The report states that emerging pressures on the fiscal and FX fronts should naturally drive renewed urgency towards reducing large subsidies and FX rate misalignments, as the onset of the 2023 electioneering season is likely to lead to continued policy inertia.
What the report is saying
The report stated that the FX challenges would lead to the CBN implications of Ming contractionary monetary policy. The apex bank can deploy contractional monetary policy such as higher interest and sell off bonds to mop up the money in circulation in order to curtail inflation.
The report said, “Furthermore, likely stronger dollar demand will convince the CBN of the need to tighten monetary conditions as with the trend across global central banks to manage FX reserve depletion. Against this backdrop, we think the current bearish trends in the fixed income market will likely persist over 2022.

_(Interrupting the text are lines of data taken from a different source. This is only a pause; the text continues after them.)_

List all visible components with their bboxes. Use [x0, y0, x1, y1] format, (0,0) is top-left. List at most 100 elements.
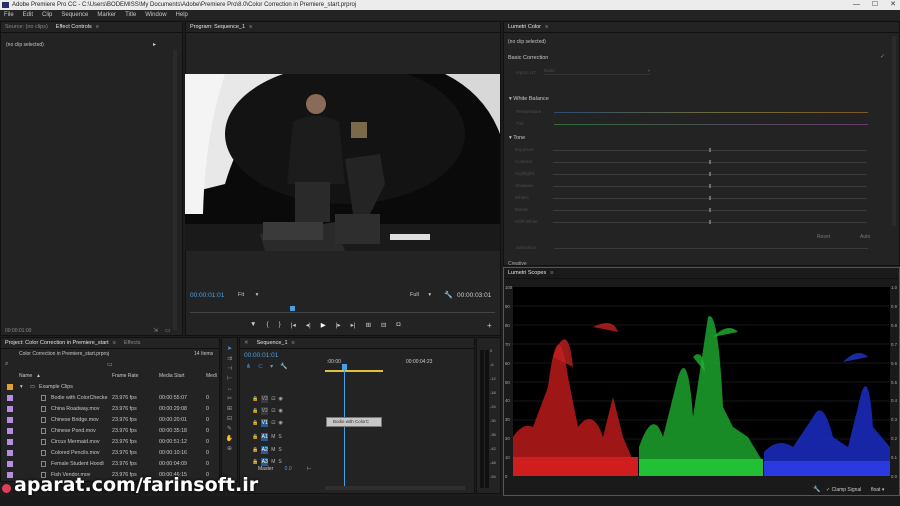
clamp-signal-checkbox[interactable]: ✓ Clamp Signal [826, 487, 861, 493]
play-icon[interactable]: ▶ [321, 321, 326, 329]
add-marker-icon[interactable]: ▼ [250, 321, 256, 329]
sync-lock-icon[interactable]: ⊡ [271, 396, 275, 402]
extract-icon[interactable]: ⊟ [381, 321, 386, 329]
temperature-slider[interactable] [554, 112, 868, 113]
export-icon[interactable]: ▭ [165, 327, 171, 334]
reset-button[interactable]: Reset [817, 234, 830, 240]
track-header[interactable]: 🔒 V1 ⊡ ◉ [252, 418, 283, 429]
track-lock-icon[interactable]: 🔒 [252, 434, 258, 440]
scrollbar[interactable] [173, 50, 177, 330]
project-clip-row[interactable]: Bodie with ColorChecke 23.976 fps 00:00:55… [1, 393, 219, 404]
col-media-start[interactable]: Media Start [159, 373, 185, 379]
menu-file[interactable]: File [4, 10, 14, 20]
ripple-edit-tool-icon[interactable]: ⊣ [226, 365, 234, 374]
linked-selection-icon[interactable]: ⊂ [258, 363, 263, 370]
eye-icon[interactable]: ◉ [278, 396, 282, 402]
input-lut-select[interactable]: None ▾ [544, 68, 650, 75]
program-scrubber[interactable] [190, 305, 495, 313]
track-lock-icon[interactable]: 🔒 [252, 420, 258, 426]
tone-header[interactable]: ▾ Tone [509, 135, 525, 141]
project-clip-row[interactable]: Chinese Pond.mov 23.976 fps 00:00:35:18 0 [1, 426, 219, 437]
tab-program[interactable]: Program: Sequence_1 ≡ [186, 22, 256, 32]
slip-tool-icon[interactable]: ⊞ [226, 405, 234, 414]
search-icon[interactable]: ⌕ [5, 361, 8, 368]
basic-correction-header[interactable]: Basic Correction [508, 55, 548, 61]
menu-marker[interactable]: Marker [97, 10, 116, 20]
sync-lock-icon[interactable]: ⊡ [271, 420, 275, 426]
tab-lumetri-color[interactable]: Lumetri Color ≡ [504, 22, 552, 32]
rate-stretch-tool-icon[interactable]: ↔ [226, 385, 234, 394]
lumetri-scrollbar[interactable] [892, 36, 896, 226]
white-balance-header[interactable]: ▾ White Balance [509, 96, 549, 102]
tab-effect-controls[interactable]: Effect Controls ≡ [52, 22, 103, 32]
eye-icon[interactable]: ◉ [278, 420, 282, 426]
tab-lumetri-scopes[interactable]: Lumetri Scopes ≡ [504, 268, 557, 278]
col-name[interactable]: Name [19, 373, 32, 379]
tab-sequence[interactable]: Sequence_1 ≡ [253, 338, 299, 348]
go-to-in-icon[interactable]: |◂ [291, 321, 296, 329]
project-clip-row[interactable]: Female Student Hoodi 23.976 fps 00:00:04:0… [1, 459, 219, 470]
col-media-end[interactable]: Medi [206, 373, 217, 379]
mark-in-icon[interactable]: { [266, 321, 268, 329]
track-lock-icon[interactable]: 🔒 [252, 459, 258, 465]
close-button[interactable]: ✕ [890, 0, 896, 10]
add-button-icon[interactable]: + [487, 321, 492, 330]
razor-tool-icon[interactable]: ✂ [226, 395, 234, 404]
menu-sequence[interactable]: Sequence [61, 10, 88, 20]
mute-icon[interactable]: M [271, 459, 275, 465]
menu-help[interactable]: Help [176, 10, 188, 20]
project-clip-row[interactable]: China Roadway.mov 23.976 fps 00:00:29:08 0 [1, 404, 219, 415]
add-marker-icon[interactable]: ▾ [270, 363, 273, 370]
track-target-button[interactable]: V3 [261, 394, 269, 403]
basic-correction-check-icon[interactable]: ✓ [880, 53, 885, 60]
clip-block[interactable]: Bodie with ColorC [326, 417, 382, 427]
timeline-hscroll[interactable] [325, 486, 465, 490]
track-lock-icon[interactable]: 🔒 [252, 408, 258, 414]
go-to-out-icon[interactable]: ▸| [351, 321, 356, 329]
eye-icon[interactable]: ◉ [278, 408, 282, 414]
expand-arrow-icon[interactable]: ▸ [153, 41, 156, 48]
fit-dropdown[interactable]: Fit ▾ [238, 292, 258, 298]
step-back-icon[interactable]: ◂| [306, 321, 311, 329]
mute-icon[interactable]: M [271, 447, 275, 453]
zoom-tool-icon[interactable]: ⊕ [226, 445, 234, 454]
sync-lock-icon[interactable]: ⊡ [271, 408, 275, 414]
playhead[interactable] [290, 306, 295, 311]
timeline-settings-icon[interactable]: 🔧 [280, 363, 287, 370]
float-dropdown[interactable]: float ▾ [871, 487, 884, 493]
tone-row-knob[interactable] [709, 172, 711, 176]
master-end-icon[interactable]: ⊢ [307, 466, 311, 472]
rolling-edit-tool-icon[interactable]: ⊢ [226, 375, 234, 384]
sequence-timecode[interactable]: 00:00:01:01 [244, 352, 278, 359]
step-forward-icon[interactable]: |▸ [336, 321, 341, 329]
project-clip-row[interactable]: Colored Pencils.mov 23.976 fps 00:00:10:16… [1, 448, 219, 459]
new-bin-icon[interactable]: ▭ [107, 361, 113, 368]
solo-icon[interactable]: S [278, 447, 281, 453]
tone-row-knob[interactable] [709, 220, 711, 224]
program-timecode[interactable]: 00:00:01:01 [190, 292, 224, 299]
maximize-button[interactable]: ☐ [872, 0, 878, 10]
auto-button[interactable]: Auto [860, 234, 870, 240]
solo-icon[interactable]: S [278, 434, 281, 440]
menu-edit[interactable]: Edit [23, 10, 33, 20]
track-header[interactable]: 🔒 V3 ⊡ ◉ [252, 393, 283, 404]
tone-row-knob[interactable] [709, 160, 711, 164]
quality-dropdown[interactable]: Full ▾ [410, 292, 431, 298]
filter-icon[interactable]: ⇲ [153, 327, 158, 334]
selection-tool-icon[interactable]: ➤ [226, 345, 234, 354]
project-clip-row[interactable]: Circus Mermaid.mov 23.976 fps 00:00:51:12 0 [1, 437, 219, 448]
lumetri-color-menu-icon[interactable]: ≡ [545, 24, 548, 30]
hand-tool-icon[interactable]: ✋ [226, 435, 234, 444]
tone-row-knob[interactable] [709, 208, 711, 212]
settings-wrench-icon[interactable]: 🔧 [444, 291, 453, 299]
track-target-button[interactable]: A1 [261, 433, 269, 442]
tab-source[interactable]: Source: (no clips) [1, 22, 52, 32]
col-frame-rate[interactable]: Frame Rate [112, 373, 138, 379]
work-area-bar[interactable] [325, 370, 383, 372]
saturation-slider[interactable] [554, 248, 868, 249]
timeline-close-icon[interactable]: ✕ [240, 338, 253, 348]
snap-icon[interactable]: ⋔ [246, 363, 251, 370]
scope-wrench-icon[interactable]: 🔧 [813, 486, 820, 493]
tab-project[interactable]: Project: Color Correction in Premiere_st… [1, 338, 120, 348]
track-select-tool-icon[interactable]: ⇉ [226, 355, 234, 364]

“For equity markets, we see bearish trends dominating market sentiments as the fixed income optionality becomes available to investors after a two-year hiatus and as political risk premiums on Naira risk assets heighten ahead of the 2023 general elections.”
Domestic institutional investor support in bellwether names is expected to continue to limit overall market loss, according to the business.
“Despite the emergence of new variants of the COVID-19 virus, we view higher vaccine coverage and the existence of drugs as supportive of further normalisation in global economic activity in 2022. Rising inflation expectations from a mix of supply bottlenecks and stimulus fueled demand is likely to drive a withdrawal of global monetary stimulus and incite interest rate hikes which will underpin higher US dollar interest rates,” the report said.
According to the analysis, substantial fiscal borrowing requirements in 2022, along with less liquid financial system conditions, offer ample room for heightened market expectations of higher interest rates, compared to the previous two years.
It said, “We expect the oil sector to exit recession in 2022 as Nigeria’s crude production rebounds from the 1.6mbpd low base in 2021 towards a range of 1.8-1.85mbpd and as most OPEC+ curbs are removed by May 2022.
“We expect Nigeria’s economic growth to stabilise around 3.4 per cent in 2022, reflecting improvements across telecoms, trade, manufacturing, and oil.”
According to the report, a large fiscal borrowing plan and higher political risk premiums are expected ahead of the 2023 general elections.